Underscoring a link between poverty and academic achievement, children who are living in poverty have heard 3 million fewer words than children who do not live in poverty by the time they reach kindergarten, Stucky said. That’s why the district uses Title I funds to build family literacy.
For 2017-18, the school district will receive $619,000 in Title I funding, a decrease from 2016-17 when it received $689,000.
“You’ve got to put the money where the kids need it,” Barrett said. That money will be used at the other three elementary schools, where the number of low-income students has increased.
“It’s hard to say what’s going on as the economy is recovering,” Barrett said, but “we send the money where the most need is.”
Barrett succeeds Connie May as Title I coordinator. His job is split 60 percent as Holley principal and 40 percent Title I coordinator.

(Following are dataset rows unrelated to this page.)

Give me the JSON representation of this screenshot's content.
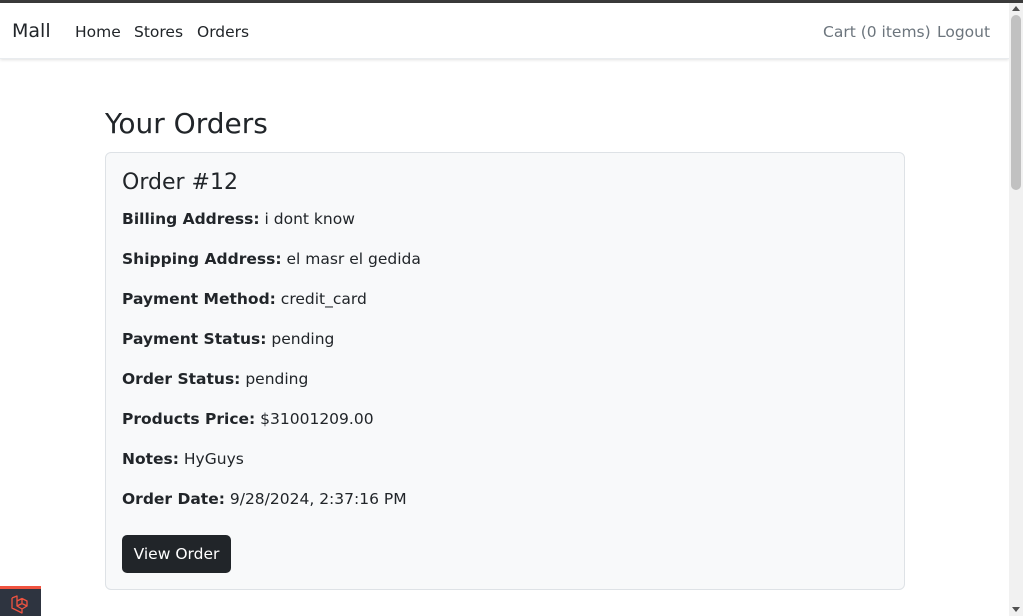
{
  "nav": {
    "brand": "Mall",
    "links": [
      "Home",
      "Stores",
      "Orders"
    ],
    "cart": "Cart (0 items)",
    "logout": "Logout"
  },
  "page": {
    "title": "Your Orders"
  },
  "order": {
    "title": "Order #12",
    "fields": [
      {
        "label": "Billing Address:",
        "value": "i dont know"
      },
      {
        "label": "Shipping Address:",
        "value": "el masr el gedida"
      },
      {
        "label": "Payment Method:",
        "value": "credit_card"
      },
      {
        "label": "Payment Status:",
        "value": "pending"
      },
      {
        "label": "Order Status:",
        "value": "pending"
      },
      {
        "label": "Products Price:",
        "value": "$31001209.00"
      },
      {
        "label": "Notes:",
        "value": "HyGuys"
      },
      {
        "label": "Order Date:",
        "value": "9/28/2024, 2:37:16 PM"
      }
    ],
    "view_button": "View Order"
  },
  "icons": {
    "debug_badge": "laravel-logo-icon"
  },
  "colors": {
    "button_bg": "#212529",
    "card_bg": "#f8f9fa",
    "debug_accent": "#f05340"
  }
}
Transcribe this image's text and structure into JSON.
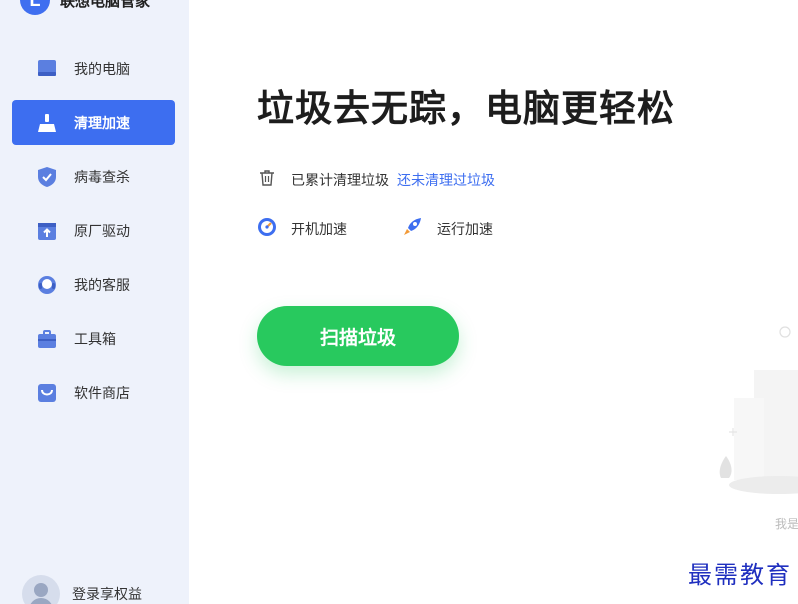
{
  "app": {
    "name": "联想电脑管家",
    "logo_letter": "L"
  },
  "sidebar": {
    "items": [
      {
        "label": "我的电脑",
        "icon": "laptop-icon",
        "active": false
      },
      {
        "label": "清理加速",
        "icon": "broom-icon",
        "active": true
      },
      {
        "label": "病毒查杀",
        "icon": "shield-icon",
        "active": false
      },
      {
        "label": "原厂驱动",
        "icon": "driver-upload-icon",
        "active": false
      },
      {
        "label": "我的客服",
        "icon": "headset-icon",
        "active": false
      },
      {
        "label": "工具箱",
        "icon": "toolbox-icon",
        "active": false
      },
      {
        "label": "软件商店",
        "icon": "shopping-bag-icon",
        "active": false
      }
    ],
    "login_label": "登录享权益"
  },
  "main": {
    "headline": "垃圾去无踪，电脑更轻松",
    "stat": {
      "label": "已累计清理垃圾",
      "link": "还未清理过垃圾"
    },
    "features": [
      {
        "label": "开机加速",
        "icon": "speedometer-icon"
      },
      {
        "label": "运行加速",
        "icon": "rocket-icon"
      }
    ],
    "scan_button": "扫描垃圾",
    "peek_text": "我是"
  },
  "watermark": "最需教育",
  "colors": {
    "accent": "#3d6ef0",
    "scan_green": "#28c95e",
    "sidebar_bg": "#eef2fb"
  }
}
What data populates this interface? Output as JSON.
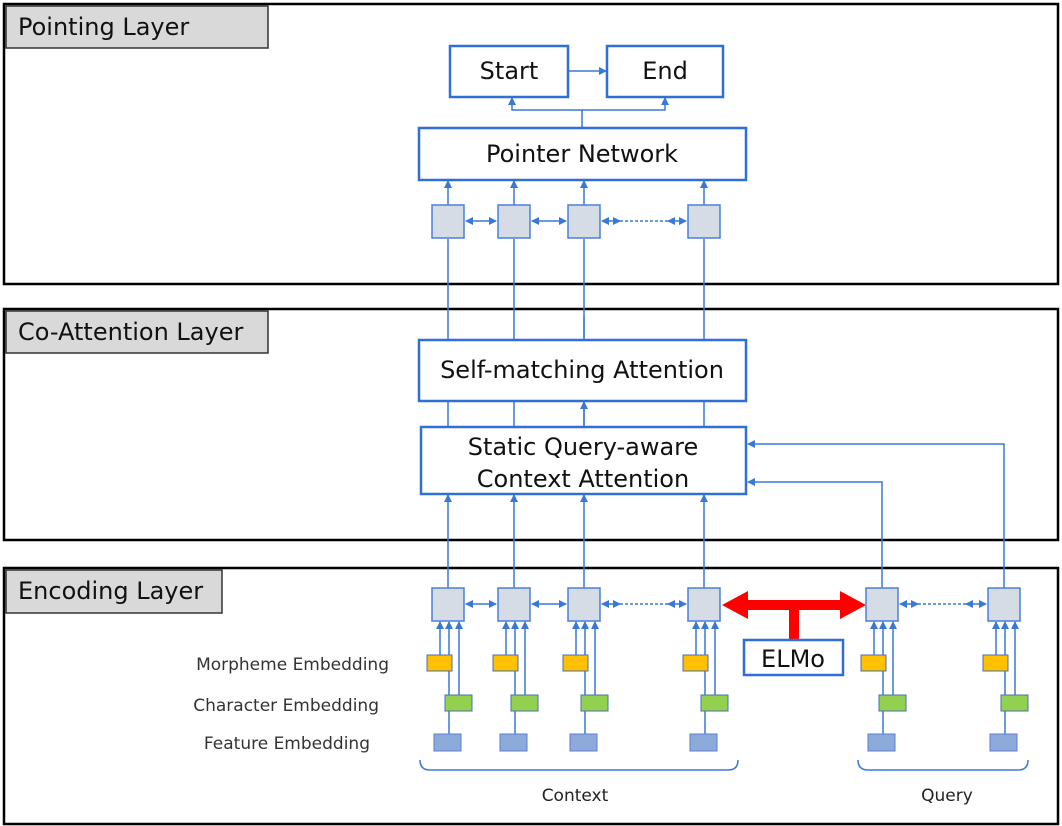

He has office space at the district’s Central Office, he said, but he can do most of his work from his office at Holley.
As Title I coordinator, his job is to support teachers and principals, to manage the Title I budget and to let them know how they can spend their Title I funds.
Holley used Title I funding for extra reading instruction, a job Barrett handled last year, and it provided assistant time in classrooms.
Holley will have to adapt, he said. The students will continue to get the services they need, but the school will need to be more flexible. They’ll still get reading help with the teachers, special education assistants and teaching assistants.
“Teachers are trained to look for patterns of neediness and respond to that,” Stucky said. The district’s professional learning communities will help those students as well, as they find students who are struggling and target them for help.
“Truly, if we are being responsible, we are always looking for where the need is,” Stucky said.
“What’s exciting to me, it’s not about stigmatizing kids, labeling them. It’s about accepting kids when they walk through the doors. The job is still the same for us. My job is the same no matter what kids walk through the door.”